We already kind of knew that - but we have not yet built an intuition for that until now.
Only now can we see 'how amazing the pattern synthesis' is - it's almost magic, and yet how it falls off a cliff otherwise
This has deep implications for the 'road ahead' and the kinds of things we're going to be able to do with AI.
In short: the AI is 'Wizard Level Code Helper, Researcher, and Worker' - but it very clearly lacks capabilities even one level of abstraction above the code itself.
LLMs were first trained by 'text' and now ... they are 'trained by our compilers'. Basically g++, javac, tsc are the 'Verifiable Human Rewards' in the post-training and reinforcement learning - and the AI is getting extremely good at producing 'code that compiles', but that's definitely an indirection from 'code that does what we want'.

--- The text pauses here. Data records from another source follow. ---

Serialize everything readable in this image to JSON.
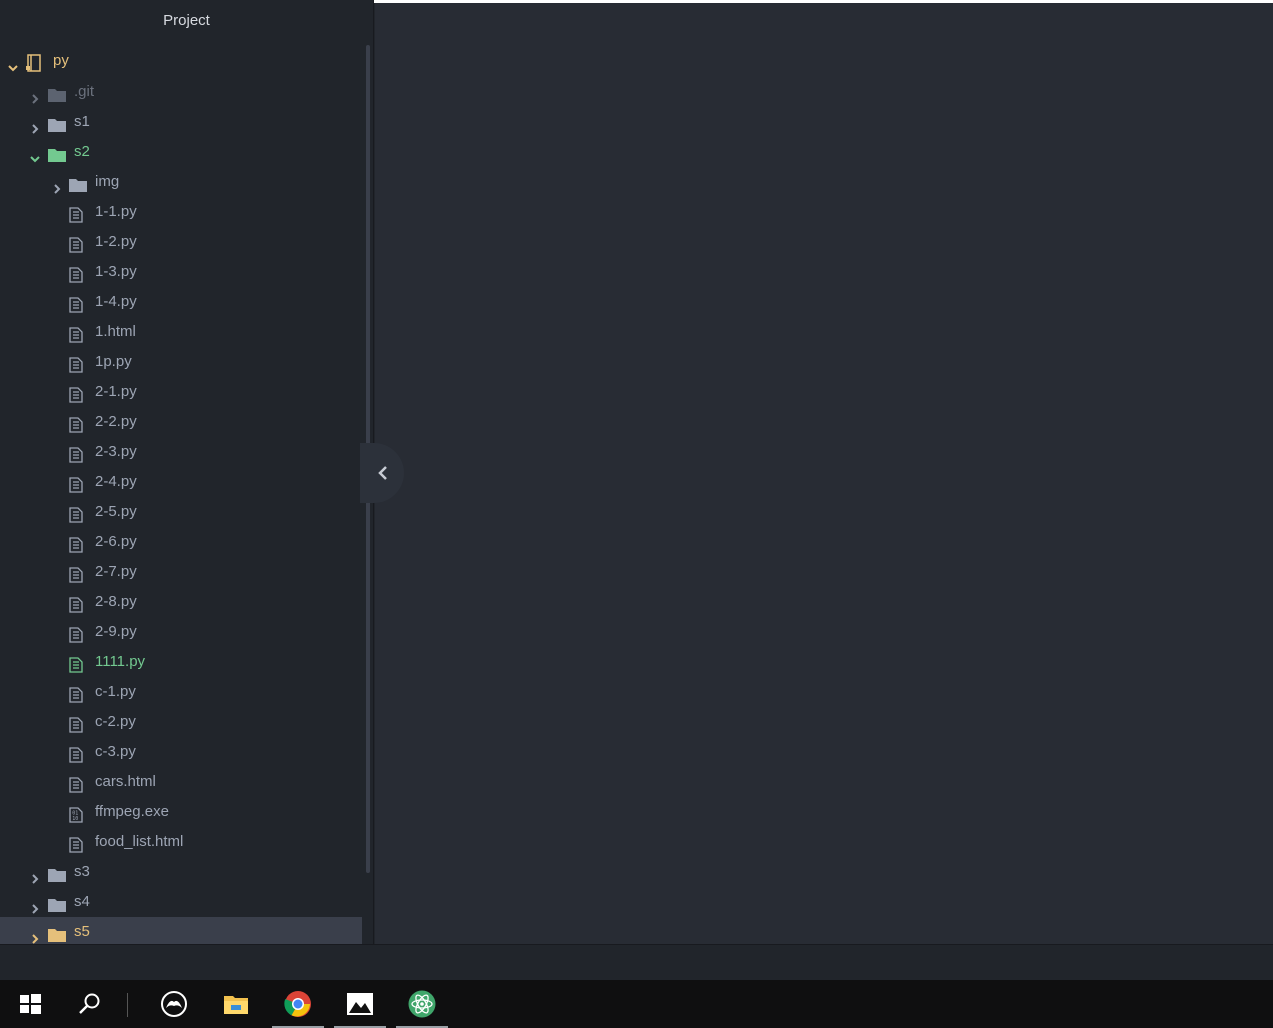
{
  "panel": {
    "title": "Project"
  },
  "tree": {
    "root": {
      "label": "py"
    },
    "folders_top": [
      {
        "label": ".git",
        "state": "collapsed",
        "ignored": true
      },
      {
        "label": "s1",
        "state": "collapsed"
      }
    ],
    "open_folder": {
      "label": "s2",
      "state": "expanded"
    },
    "subfolder": {
      "label": "img",
      "state": "collapsed"
    },
    "files": [
      {
        "label": "1-1.py"
      },
      {
        "label": "1-2.py"
      },
      {
        "label": "1-3.py"
      },
      {
        "label": "1-4.py"
      },
      {
        "label": "1.html"
      },
      {
        "label": "1p.py"
      },
      {
        "label": "2-1.py"
      },
      {
        "label": "2-2.py"
      },
      {
        "label": "2-3.py"
      },
      {
        "label": "2-4.py"
      },
      {
        "label": "2-5.py"
      },
      {
        "label": "2-6.py"
      },
      {
        "label": "2-7.py"
      },
      {
        "label": "2-8.py"
      },
      {
        "label": "2-9.py"
      },
      {
        "label": "1111.py",
        "status": "new"
      },
      {
        "label": "c-1.py"
      },
      {
        "label": "c-2.py"
      },
      {
        "label": "c-3.py"
      },
      {
        "label": "cars.html"
      },
      {
        "label": "ffmpeg.exe",
        "kind": "binary"
      },
      {
        "label": "food_list.html"
      }
    ],
    "folders_bottom": [
      {
        "label": "s3",
        "state": "collapsed"
      },
      {
        "label": "s4",
        "state": "collapsed"
      },
      {
        "label": "s5",
        "state": "collapsed",
        "selected": true,
        "modified": true
      }
    ]
  },
  "taskbar": {
    "items": [
      "windows-start-icon",
      "search-icon",
      "game-controller-icon",
      "file-explorer-icon",
      "chrome-icon",
      "photos-icon",
      "atom-icon"
    ]
  },
  "colors": {
    "sidebar_bg": "#21252b",
    "editor_bg": "#282c34",
    "text": "#9da5b4",
    "added": "#73c990",
    "modified": "#e5c07b",
    "ignored": "#6b717d",
    "selected_row": "#3a3f4b"
  }
}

It's astonishing that it took us all this time to internalize and start to discover what I think will be in hindsight a very obvious 'threshold' of it's capabilities.
We are constantly 'amazed' at the work that it can do, and therefore over-project it's capabilities.
I have no doubt that even with these limitations - the AI will unlock a lot more as it gets better - and - that it will 'creep up' the layers of abstraction of it's understanding.
But I strongly believe that the AI is going to get much 'wider' (pattern matching dominance) before it gets 'higher' (intrinsic understanding) - and - that this may be a fundamental limitation.
This may be 'the Le Cunn' insight - when he talks about the limitations of LLMs in detail - I believe this is that insight writ large.
Even the term AI - or certainly 'AGI' may be a misleading metaphor - were we to have always called it 'Stochastic Algorithms' or something along those lines, it's possible that our intuition would be framed a bit better.
The most interesting thing is how it is definitely amazing, world changing, novel and powerful and some ways - and obviously useless in others at the same time. That's the 'threshold' we need to better understand.
That might be the case, but Simon's case "Generate an SVG of a pelican riding a bicycle" is very different.
The model actually has to understand what parts of a pelican and bicycle come together in something like an anatomically plausible way. That's a higher level of abstraction than something like passing the same prompt to Stable Diffusion etc
(The new Nano Banana/GPT Image 2.0 models are different though - they have significant world knowledge baked in)
As time progresses one now has a yard stick to measure against progress. No more excuses - show me the money baby.